Hampir setiap hari, di seputaran Desa  Plumbon terdengar suara  deru sepeda motor yang sedang berkeliling menjajakan jamu. Tidak seperti biasanya, penjual jamu ini bukan perempuan berkebaya, melainkan sosok laki-laki ceking, bernama Suwarno . Lelaki ini sudah beristri dan punya 2 orang anak, tinggal di Desa Karang Taji, sekitar 3 KM dari Desa Plumbon.

Di jok belakang sepeda motornya, berderet botol-botol berisi jamu sehat.

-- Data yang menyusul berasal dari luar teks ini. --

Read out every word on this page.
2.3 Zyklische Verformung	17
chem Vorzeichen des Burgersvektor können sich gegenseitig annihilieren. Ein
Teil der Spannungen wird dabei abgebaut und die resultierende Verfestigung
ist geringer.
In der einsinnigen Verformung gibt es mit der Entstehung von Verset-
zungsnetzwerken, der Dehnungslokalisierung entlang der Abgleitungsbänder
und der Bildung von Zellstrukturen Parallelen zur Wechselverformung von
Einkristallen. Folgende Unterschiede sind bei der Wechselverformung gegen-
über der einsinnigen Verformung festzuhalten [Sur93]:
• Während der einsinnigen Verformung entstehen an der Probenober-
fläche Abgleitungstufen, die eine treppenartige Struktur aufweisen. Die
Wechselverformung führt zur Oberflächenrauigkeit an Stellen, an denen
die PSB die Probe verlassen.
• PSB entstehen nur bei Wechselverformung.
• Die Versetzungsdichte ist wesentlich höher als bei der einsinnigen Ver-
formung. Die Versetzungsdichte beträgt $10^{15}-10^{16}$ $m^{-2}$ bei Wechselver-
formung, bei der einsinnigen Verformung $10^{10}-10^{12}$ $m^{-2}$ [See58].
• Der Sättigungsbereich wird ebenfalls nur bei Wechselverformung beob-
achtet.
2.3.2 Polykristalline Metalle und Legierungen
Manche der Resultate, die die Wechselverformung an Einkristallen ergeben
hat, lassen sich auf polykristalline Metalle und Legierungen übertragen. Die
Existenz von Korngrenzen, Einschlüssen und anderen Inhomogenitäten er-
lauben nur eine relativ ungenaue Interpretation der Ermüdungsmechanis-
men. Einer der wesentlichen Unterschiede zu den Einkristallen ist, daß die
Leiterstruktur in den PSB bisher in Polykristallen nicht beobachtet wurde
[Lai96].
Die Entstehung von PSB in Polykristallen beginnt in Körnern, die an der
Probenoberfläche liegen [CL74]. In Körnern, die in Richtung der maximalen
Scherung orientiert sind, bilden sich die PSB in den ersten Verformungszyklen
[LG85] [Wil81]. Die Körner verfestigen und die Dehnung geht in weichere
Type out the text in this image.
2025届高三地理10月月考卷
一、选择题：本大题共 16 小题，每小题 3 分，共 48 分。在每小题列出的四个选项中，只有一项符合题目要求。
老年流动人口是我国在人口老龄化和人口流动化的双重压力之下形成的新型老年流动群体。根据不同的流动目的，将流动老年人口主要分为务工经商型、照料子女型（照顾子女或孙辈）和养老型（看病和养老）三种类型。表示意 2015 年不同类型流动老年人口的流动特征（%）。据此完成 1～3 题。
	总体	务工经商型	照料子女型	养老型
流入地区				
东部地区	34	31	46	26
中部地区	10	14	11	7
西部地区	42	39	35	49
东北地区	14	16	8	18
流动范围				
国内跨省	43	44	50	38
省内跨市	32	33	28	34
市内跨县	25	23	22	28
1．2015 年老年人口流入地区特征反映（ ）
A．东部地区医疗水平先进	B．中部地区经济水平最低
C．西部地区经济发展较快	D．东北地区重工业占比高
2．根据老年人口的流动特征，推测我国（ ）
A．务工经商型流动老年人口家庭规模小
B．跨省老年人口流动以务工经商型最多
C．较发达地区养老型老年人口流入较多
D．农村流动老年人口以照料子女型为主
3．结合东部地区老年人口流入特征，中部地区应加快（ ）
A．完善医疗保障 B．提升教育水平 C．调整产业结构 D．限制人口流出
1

Menurut pengakuannya, dalam sehari dia mampu menjual 70 botol dalam 2 kali putaran pagi dan sore. “Saya sudah menjalani profesi ini 12 tahun,” kata Suwarno dengan bangga.

Jamu itu terbagi dalam 2 kelompok: jamu pahit dan jamu manis. Jamu pahit antara lain: brotowali, daun papaya, dan temulawak.  Sedangkan yang tergolong jamu dengan rasa manis antara lain: beras kencur, kunyit asem, gula asem, dan sinom.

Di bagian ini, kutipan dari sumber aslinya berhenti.